Rolling out system to track TV viewing in venues

Apr 13, 2007

A year after Nielsen nixed a venture with Arbitron to measure out-of-home viewing with its Portable People Meter, the company is moving forward with its own system to measure away-from-home TV viewing.

The ratings company says it will launch its new system in September, using cell phone tracking technology developed by Integrated Media Measurement of San Mateo, Calif.

Nielsen and IMMI will offer both national and local out of home TV ratings for New York, Chicago, Los Angeles, Miami, Denver and Houston. The local ratings will be taken from a sample of 500 in each city, and the national ratings will be based on 2,500 total participants.

The participants will carry mobile phones with meter technology developed by IMMI, which passively collects digital signals sent out from television telecasts that match to audio signatures collected by IMMI.

The new system will measure viewing in bars, hotel rooms, gyms, airports and more, viewing that until now has not been included in Nielsen samples culled from paper diaries and local people meters.

Media people and the networks have long complained about this segment of missing data, arguing that a huge amount of TV viewership is being left out that could have a big impact on where advertisers run their commercials.

Indeed, a study released earlier this week by Arbitron, based on its PPM device, found that a third of the television audience is watching more than two hours of television per day outside the home.

And it's not all in bars, contrary to a widely held perception.
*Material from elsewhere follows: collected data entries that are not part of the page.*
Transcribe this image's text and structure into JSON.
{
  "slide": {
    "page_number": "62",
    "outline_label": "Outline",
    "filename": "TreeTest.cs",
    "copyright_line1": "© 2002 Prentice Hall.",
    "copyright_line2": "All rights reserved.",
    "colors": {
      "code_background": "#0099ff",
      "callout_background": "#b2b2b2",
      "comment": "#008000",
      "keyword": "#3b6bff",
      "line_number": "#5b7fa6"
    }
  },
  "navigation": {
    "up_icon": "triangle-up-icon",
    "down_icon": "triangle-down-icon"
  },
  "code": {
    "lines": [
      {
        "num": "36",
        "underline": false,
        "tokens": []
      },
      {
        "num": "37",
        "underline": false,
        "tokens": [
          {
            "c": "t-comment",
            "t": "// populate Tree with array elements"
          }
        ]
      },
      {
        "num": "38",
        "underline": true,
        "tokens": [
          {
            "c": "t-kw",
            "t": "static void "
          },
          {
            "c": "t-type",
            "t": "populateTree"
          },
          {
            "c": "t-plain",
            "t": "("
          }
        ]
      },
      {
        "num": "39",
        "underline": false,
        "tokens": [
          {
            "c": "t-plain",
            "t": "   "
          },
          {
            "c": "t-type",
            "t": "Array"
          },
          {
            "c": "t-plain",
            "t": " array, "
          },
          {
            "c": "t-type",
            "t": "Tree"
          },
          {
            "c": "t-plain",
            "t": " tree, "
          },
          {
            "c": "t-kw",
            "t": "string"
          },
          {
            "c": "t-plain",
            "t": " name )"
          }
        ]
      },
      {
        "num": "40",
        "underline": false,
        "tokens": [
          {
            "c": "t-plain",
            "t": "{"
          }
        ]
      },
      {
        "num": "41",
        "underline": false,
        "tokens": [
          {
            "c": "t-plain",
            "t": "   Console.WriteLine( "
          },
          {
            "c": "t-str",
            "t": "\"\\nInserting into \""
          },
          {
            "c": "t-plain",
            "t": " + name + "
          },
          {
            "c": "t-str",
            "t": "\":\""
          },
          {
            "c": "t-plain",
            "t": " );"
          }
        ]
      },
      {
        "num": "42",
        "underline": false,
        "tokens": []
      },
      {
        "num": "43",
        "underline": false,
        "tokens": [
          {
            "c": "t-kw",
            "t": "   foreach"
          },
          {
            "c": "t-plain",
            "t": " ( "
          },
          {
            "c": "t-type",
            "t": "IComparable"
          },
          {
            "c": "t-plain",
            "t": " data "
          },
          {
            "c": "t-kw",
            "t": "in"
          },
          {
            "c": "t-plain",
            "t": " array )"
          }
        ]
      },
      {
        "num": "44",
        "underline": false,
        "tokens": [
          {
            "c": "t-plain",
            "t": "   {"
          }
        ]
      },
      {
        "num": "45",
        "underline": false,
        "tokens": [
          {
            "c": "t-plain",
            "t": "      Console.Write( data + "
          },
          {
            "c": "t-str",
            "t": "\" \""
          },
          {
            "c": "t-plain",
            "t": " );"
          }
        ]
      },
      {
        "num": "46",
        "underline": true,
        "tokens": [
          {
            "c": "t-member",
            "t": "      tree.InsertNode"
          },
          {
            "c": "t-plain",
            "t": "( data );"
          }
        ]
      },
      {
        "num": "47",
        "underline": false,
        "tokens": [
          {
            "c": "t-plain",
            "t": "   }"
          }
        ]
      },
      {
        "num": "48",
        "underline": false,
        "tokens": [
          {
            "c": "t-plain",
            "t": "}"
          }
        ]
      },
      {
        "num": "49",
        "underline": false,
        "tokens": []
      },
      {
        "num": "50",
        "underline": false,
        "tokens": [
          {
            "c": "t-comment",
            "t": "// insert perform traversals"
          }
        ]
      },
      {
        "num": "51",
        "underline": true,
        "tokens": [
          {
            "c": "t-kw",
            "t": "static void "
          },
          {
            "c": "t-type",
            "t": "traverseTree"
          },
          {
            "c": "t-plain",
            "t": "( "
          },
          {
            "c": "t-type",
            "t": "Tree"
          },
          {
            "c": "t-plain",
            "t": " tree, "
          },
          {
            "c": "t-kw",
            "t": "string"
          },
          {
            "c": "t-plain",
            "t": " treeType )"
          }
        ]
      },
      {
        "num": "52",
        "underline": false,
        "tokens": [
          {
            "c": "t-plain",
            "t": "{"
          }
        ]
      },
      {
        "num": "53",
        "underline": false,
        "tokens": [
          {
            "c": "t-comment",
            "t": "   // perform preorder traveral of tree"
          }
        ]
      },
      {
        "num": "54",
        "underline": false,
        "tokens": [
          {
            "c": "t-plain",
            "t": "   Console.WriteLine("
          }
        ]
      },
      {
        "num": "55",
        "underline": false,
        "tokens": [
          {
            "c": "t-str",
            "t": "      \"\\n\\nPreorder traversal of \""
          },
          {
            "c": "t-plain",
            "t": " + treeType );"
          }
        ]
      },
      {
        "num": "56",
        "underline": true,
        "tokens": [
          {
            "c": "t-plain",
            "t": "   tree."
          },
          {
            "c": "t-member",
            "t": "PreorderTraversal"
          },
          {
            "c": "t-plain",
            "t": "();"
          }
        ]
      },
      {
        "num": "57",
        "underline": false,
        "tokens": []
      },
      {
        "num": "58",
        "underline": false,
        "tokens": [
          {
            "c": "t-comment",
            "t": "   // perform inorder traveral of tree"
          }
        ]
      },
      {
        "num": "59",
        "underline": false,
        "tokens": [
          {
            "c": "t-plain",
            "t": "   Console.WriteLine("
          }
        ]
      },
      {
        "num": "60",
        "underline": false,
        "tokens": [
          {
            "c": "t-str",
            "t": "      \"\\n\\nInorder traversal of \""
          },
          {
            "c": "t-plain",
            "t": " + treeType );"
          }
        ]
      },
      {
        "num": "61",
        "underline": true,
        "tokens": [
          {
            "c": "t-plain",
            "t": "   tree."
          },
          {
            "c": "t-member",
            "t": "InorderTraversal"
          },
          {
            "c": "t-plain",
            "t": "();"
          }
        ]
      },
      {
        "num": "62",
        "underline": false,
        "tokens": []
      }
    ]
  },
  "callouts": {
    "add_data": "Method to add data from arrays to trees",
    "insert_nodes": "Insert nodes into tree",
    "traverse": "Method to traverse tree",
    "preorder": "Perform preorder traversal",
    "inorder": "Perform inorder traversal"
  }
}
Seventy percent of respondents in the study said they watched at someone else’s house, 30 percent at restaurants and bars, 19 percent at work, 13 percent in hotels or vacation homes, and 33 percent somewhere else.

When Nielsen pulled out of the venture with Arbitron last year, after investing six years in the project, it promised to come up with an out-of-home measuring system of its own, but the initiative took some time to develop.

In a March 2006 letter to clients, Nielsen promised to not only begin OOH measurement but also to figure out a way to include iPod and mobile video TV watching in its numbers.

This is all part of Nielsen’s Anytime Anywhere Media Measurement initiative, which aims to provide ratings for all TV platforms, responding to critics who say the company’s way of measuring ratings are out of touch with today’s rapidly expanding technology.

The company also has begun measuring viewing on digital video recorders over the past 16 months, and plans to begin issuing commercial ratings later this year.

 



Toni Fitzgerald is a staff writer for Media Life.